Since the administration of a decedent’s estate is usually commenced within a short time after his death, and since Section 2115.02, Revised Code, requires, unless an extension of time is granted for good cause shown, the return of the inventory and appraisement within one month after the date of the appointment of the administrator or executor, it is obvious that in determining the amount of the year’s allowance the appraisers and/or the court must indulge in a certain amount of reasonable speculation as to what the widow’s requirements will be during the period of one year immediately following decedent’s death. The amount required cannot be determined with any mathematical certainty.
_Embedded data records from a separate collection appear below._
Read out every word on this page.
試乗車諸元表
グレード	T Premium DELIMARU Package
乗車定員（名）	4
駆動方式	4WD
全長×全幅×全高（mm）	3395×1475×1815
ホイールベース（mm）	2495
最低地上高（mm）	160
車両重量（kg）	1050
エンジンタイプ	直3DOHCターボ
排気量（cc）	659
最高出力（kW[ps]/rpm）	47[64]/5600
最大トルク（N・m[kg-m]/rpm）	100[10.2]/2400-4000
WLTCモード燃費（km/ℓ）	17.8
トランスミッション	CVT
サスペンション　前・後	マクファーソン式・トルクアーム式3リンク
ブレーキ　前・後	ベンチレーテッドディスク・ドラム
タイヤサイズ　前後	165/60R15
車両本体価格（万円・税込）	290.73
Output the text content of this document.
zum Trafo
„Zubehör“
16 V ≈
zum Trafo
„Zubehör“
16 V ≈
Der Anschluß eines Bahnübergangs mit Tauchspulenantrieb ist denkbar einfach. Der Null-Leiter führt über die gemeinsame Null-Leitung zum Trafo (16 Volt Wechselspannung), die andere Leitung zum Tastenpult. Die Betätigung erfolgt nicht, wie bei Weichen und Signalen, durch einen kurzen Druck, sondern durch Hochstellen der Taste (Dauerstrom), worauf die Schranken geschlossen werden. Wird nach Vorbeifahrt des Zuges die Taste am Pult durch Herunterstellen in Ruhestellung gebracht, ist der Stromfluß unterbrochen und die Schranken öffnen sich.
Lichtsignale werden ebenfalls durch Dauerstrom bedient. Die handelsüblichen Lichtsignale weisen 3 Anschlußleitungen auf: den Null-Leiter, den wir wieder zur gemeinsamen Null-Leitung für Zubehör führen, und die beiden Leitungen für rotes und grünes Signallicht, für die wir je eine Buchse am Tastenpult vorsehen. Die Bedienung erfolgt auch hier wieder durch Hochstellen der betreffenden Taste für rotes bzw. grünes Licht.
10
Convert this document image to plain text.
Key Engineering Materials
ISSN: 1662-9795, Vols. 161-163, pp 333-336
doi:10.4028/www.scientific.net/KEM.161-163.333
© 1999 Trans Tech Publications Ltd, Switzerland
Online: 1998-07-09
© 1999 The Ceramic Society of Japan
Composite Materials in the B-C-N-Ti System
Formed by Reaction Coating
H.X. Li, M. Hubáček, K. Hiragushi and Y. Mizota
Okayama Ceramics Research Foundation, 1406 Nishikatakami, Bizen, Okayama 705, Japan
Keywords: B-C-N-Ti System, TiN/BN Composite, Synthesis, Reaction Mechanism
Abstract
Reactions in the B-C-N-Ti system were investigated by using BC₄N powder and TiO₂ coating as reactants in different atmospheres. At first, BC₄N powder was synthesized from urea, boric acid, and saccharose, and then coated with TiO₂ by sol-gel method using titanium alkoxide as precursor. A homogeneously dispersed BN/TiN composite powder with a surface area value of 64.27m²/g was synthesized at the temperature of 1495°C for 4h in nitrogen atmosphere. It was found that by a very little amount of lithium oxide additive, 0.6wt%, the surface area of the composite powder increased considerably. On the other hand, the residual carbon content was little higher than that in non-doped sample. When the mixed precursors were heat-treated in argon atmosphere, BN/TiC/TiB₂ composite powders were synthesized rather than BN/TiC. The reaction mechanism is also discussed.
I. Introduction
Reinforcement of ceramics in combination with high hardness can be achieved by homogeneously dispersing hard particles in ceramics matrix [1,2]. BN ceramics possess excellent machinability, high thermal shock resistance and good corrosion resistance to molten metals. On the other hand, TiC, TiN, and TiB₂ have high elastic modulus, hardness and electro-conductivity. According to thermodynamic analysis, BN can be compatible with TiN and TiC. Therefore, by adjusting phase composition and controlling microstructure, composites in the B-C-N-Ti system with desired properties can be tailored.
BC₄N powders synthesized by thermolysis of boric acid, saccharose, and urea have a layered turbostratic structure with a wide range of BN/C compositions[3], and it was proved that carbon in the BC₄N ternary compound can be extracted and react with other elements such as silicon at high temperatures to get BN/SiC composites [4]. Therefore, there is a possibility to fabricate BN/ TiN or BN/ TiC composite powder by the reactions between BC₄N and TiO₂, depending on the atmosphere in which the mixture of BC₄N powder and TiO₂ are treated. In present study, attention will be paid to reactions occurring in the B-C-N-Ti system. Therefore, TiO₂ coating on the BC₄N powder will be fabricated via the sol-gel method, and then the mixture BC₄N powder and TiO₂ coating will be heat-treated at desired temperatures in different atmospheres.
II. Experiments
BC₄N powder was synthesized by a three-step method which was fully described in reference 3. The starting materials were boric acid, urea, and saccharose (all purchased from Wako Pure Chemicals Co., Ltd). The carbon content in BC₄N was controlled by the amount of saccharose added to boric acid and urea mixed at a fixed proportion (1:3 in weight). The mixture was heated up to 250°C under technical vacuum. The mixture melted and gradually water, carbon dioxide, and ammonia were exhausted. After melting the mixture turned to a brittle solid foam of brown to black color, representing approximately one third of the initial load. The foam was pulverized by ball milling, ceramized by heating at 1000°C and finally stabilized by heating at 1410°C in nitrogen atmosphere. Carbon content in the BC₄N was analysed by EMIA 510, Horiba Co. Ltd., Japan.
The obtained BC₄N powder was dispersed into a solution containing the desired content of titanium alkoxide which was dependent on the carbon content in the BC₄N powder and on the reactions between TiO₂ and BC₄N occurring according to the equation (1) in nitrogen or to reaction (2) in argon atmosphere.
In the instant case, from the evidence, the Court finds that decedent’s widow was 82 year of age; that several months before her husband’s death she had had major surgery from which she was making a poor recovery; that for a short period not too long before decedent’s death both of them had been in a rest home, but being unhappy there had returned to their own home, where they were again living at the time of decedent’s death; that from a short time after her husband’s death this widow required 24 hour per day care; that the reasonable cost of this care in her own home was $310.00 per month; that her medical expenses amounted to between $20.00 and $30.00 per month; that in addition there were expenses for food, utilities, fuel, clothing, etc. Considering all of these factors, the Court finds that the amount of $4,500.00 set off to this widow for her year’s allowance was certainly not excessive. The petition to review will therefore be dismissed, and final judgment rendered in the amount of $4,500.00 as set off by the appraisers.

It is true that the evidence indicated that this widow could have been maintained at less expense in a rest home. As was pointed out in the Clark case, supra, however, the least amount necessary is not the rule.

Counsel for the administrator with will annexed may submit an entry in accordance with this opinion.